A Home in the Woods — Part 2

Author: Don Wilkinson
Illustration: Mike Del Rizzo
Published: August September 2014
A home in the woods
A home in the woods

When last I left you, I was on my way to log-house-making college. For some reason, I had brought my brother-in-law along with me. No one recalls what he had done wrong to deserve such punishment, but apparently it was bad enough that his parents wanted him out of the house for the summer. They even paid me. Not enough mind you, but it helped with the food and gas bills.

I won’t go into the details of the trip or the log construction course, although I’m sure I could if I was asked nicely, or any other way for that matter. Suffice it to say that I learned just enough to believe I was now a fully trained and expert log house put-together. I also learned that a weekend spent in Ver**lion is like a year spent anywhere else on the planet that you’d hate to be. My goodness, but that town was boring.

The three-day drive back up the Alaska Highway took six days, and proved to be completely uneventful, if I don’t men­tion travelling through the massive forest fire in the middle of an army convoy for seven hours one night.

Once we finally arrived in Whitehorse, I was eager to get started on building the home for my family. Early the following afternoon I was at our lot deciding where to place our mansion. Fourteen acres and still my choices were limited. To the West, the weird neighbour lady had built her house too close to our property line, and it had been my great misfortune to spot her clearing brush around her house … topless! That firmly reinforced my wish to build as far away from her as possible.

The neighbour to the east had strip-mined a treeless swath 80 feet wide and 200 feet deep across the front of his prop­erty and plunked an old trailer in the midst of the resulting gravel field. I defi­nitely did not wish to look out on that every day. This left me with only one alternative. Near the back of the property was a gently sloped and forested knoll, overlooking a wildflower-covered moun­tainside across the valley. Oh well, if that was the only alternative then I suppose we would just have to live with it.

I began clearing the brush and trees from the house-site that very day, and by the time night fell I had managed to do very little at all. It turns out that clearing a forest happens to be hard work, some­thing I hadn’t considered. Clearly, help and hard work were needed if I was ever going to occupy the house in my life­time. And help and hard work is exactly what brothers-in-law were invented for.
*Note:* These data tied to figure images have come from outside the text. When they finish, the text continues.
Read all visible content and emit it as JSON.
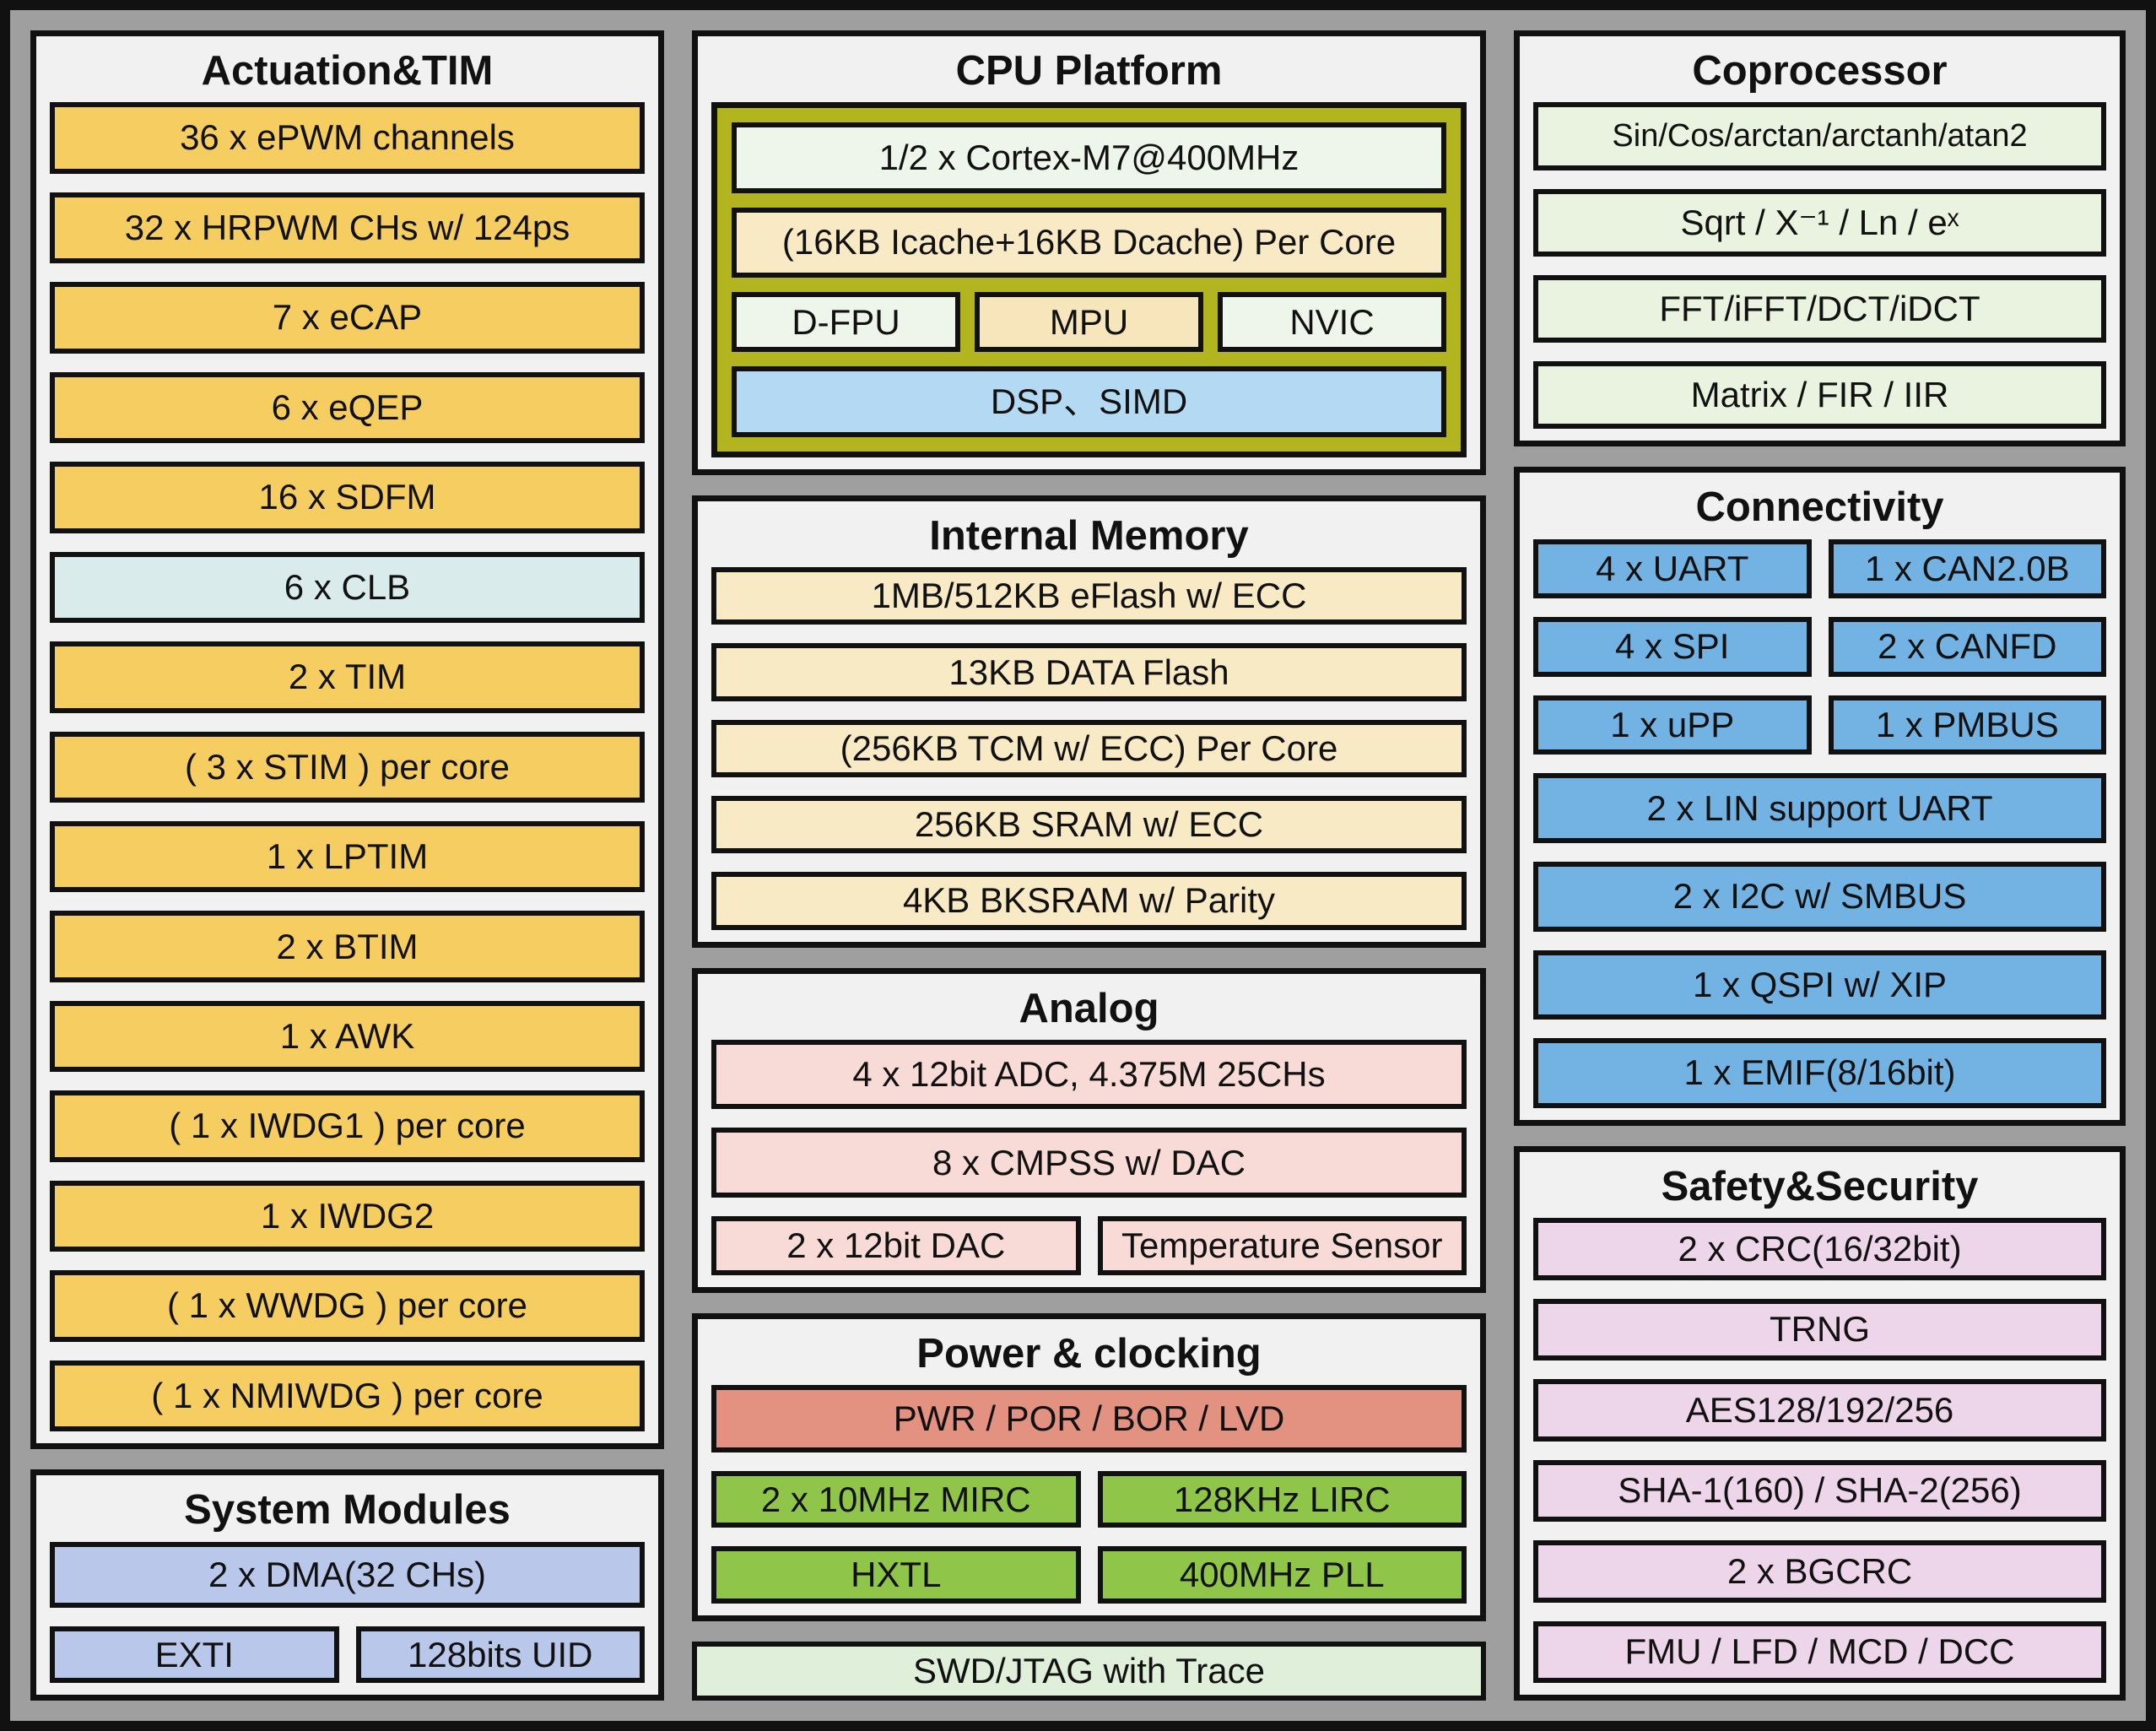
{
  "colors": {
    "ink": "#111111",
    "frame_gray": "#9f9f9f",
    "section_bg": "#f1f1f1",
    "yellow": "#f6cd60",
    "cyan": "#d9eceb",
    "periwinkle": "#b9c7ea",
    "cream": "#f9eac6",
    "cream_dark": "#f7e5bb",
    "pale": "#eef5ea",
    "olive": "#b2b51f",
    "dsp_blue": "#b3daf2",
    "copro_green": "#e9f3e0",
    "conn_blue": "#72b3e3",
    "analog_pink": "#f8dbd7",
    "salmon": "#e39180",
    "clock_green": "#8fc548",
    "swd_green": "#e0efd9",
    "safety_pink": "#eed6ea"
  },
  "left": {
    "actuation": {
      "title": "Actuation&TIM",
      "items": [
        "36 x ePWM channels",
        "32 x HRPWM CHs w/ 124ps",
        "7 x eCAP",
        "6 x eQEP",
        "16 x SDFM",
        "6 x CLB",
        "2 x TIM",
        "( 3 x STIM ) per core",
        "1 x LPTIM",
        "2 x BTIM",
        "1 x AWK",
        "( 1 x IWDG1 ) per core",
        "1 x IWDG2",
        "( 1 x WWDG ) per core",
        "( 1 x NMIWDG ) per core"
      ]
    },
    "system_modules": {
      "title": "System Modules",
      "dma": "2 x DMA(32 CHs)",
      "exti": "EXTI",
      "uid": "128bits UID"
    }
  },
  "middle": {
    "cpu": {
      "title": "CPU Platform",
      "core": "1/2 x Cortex-M7@400MHz",
      "cache": "(16KB Icache+16KB Dcache) Per Core",
      "dfpu": "D-FPU",
      "mpu": "MPU",
      "nvic": "NVIC",
      "dsp": "DSP、SIMD"
    },
    "memory": {
      "title": "Internal Memory",
      "items": [
        "1MB/512KB eFlash w/ ECC",
        "13KB DATA Flash",
        "(256KB TCM w/ ECC) Per Core",
        "256KB SRAM w/ ECC",
        "4KB BKSRAM w/ Parity"
      ]
    },
    "analog": {
      "title": "Analog",
      "adc": "4 x 12bit ADC, 4.375M 25CHs",
      "cmpss": "8 x CMPSS w/ DAC",
      "dac": "2 x 12bit DAC",
      "temp": "Temperature Sensor"
    },
    "power": {
      "title": "Power & clocking",
      "pwr": "PWR / POR / BOR / LVD",
      "mirc": "2 x 10MHz MIRC",
      "lirc": "128KHz LIRC",
      "hxtl": "HXTL",
      "pll": "400MHz PLL"
    },
    "swd": "SWD/JTAG with Trace"
  },
  "right": {
    "coprocessor": {
      "title": "Coprocessor",
      "items": [
        "Sin/Cos/arctan/arctanh/atan2",
        "Sqrt / X⁻¹ / Ln / eˣ",
        "FFT/iFFT/DCT/iDCT",
        "Matrix / FIR / IIR"
      ]
    },
    "connectivity": {
      "title": "Connectivity",
      "pairs": [
        [
          "4 x UART",
          "1 x CAN2.0B"
        ],
        [
          "4 x SPI",
          "2 x CANFD"
        ],
        [
          "1 x uPP",
          "1 x PMBUS"
        ]
      ],
      "rows": [
        "2 x LIN support UART",
        "2 x I2C w/ SMBUS",
        "1 x QSPI w/ XIP",
        "1 x EMIF(8/16bit)"
      ]
    },
    "safety": {
      "title": "Safety&Security",
      "items": [
        "2 x CRC(16/32bit)",
        "TRNG",
        "AES128/192/256",
        "SHA-1(160) / SHA-2(256)",
        "2 x BGCRC",
        "FMU / LFD / MCD / DCC"
      ]
    }
  }
}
Day after day we worked. They peeled the logs, complained, got blisters, complained some more, and once, by accident, raised a little sweat. Meanwhile, I dug holes in the sandy soil for pilings, sweated on occasion, and constantly questioned why I hadn’t just bought a house in Whitehorse instead. Oh right! Because my wife wanted a log house in the woods. Case closed, tied up with a large steel cable and then locked away and sealed in the archives for evermore.

Eventually the logs got peeled, the footings and pilings were more or less straight, and somewhat level and rela­tively square to each other. At long last we could begin to place the logs wher­ever they were supposed to go. Not that I had a clue where that might be.

But first I needed to devise some means to lift the monster logs from where they lay scattered around the lot and place them on the foundation. I had some­how neglected to consider that problem, but after a great deal of thought I read about a brilliant method utilizing a steel cable strung between two trees, an 8000 lb winch and a heavy-duty block and tackle. Unfortunately Yukon trees aren’t known for their strength. The trees I selected immediately began to list and slowly uproot themselves from the weight of the cable. The addition of the block and tackle proved to be the last straw and we stood back and watched as the trees majestically toppled into the center of the building site with a whimper.

Well, much like the house itself, it doesn’t look like I’m going to fin­ish this up very fast. But you knew it would take longer. After all, as everyone knows: “Home wasn’t built in a day.”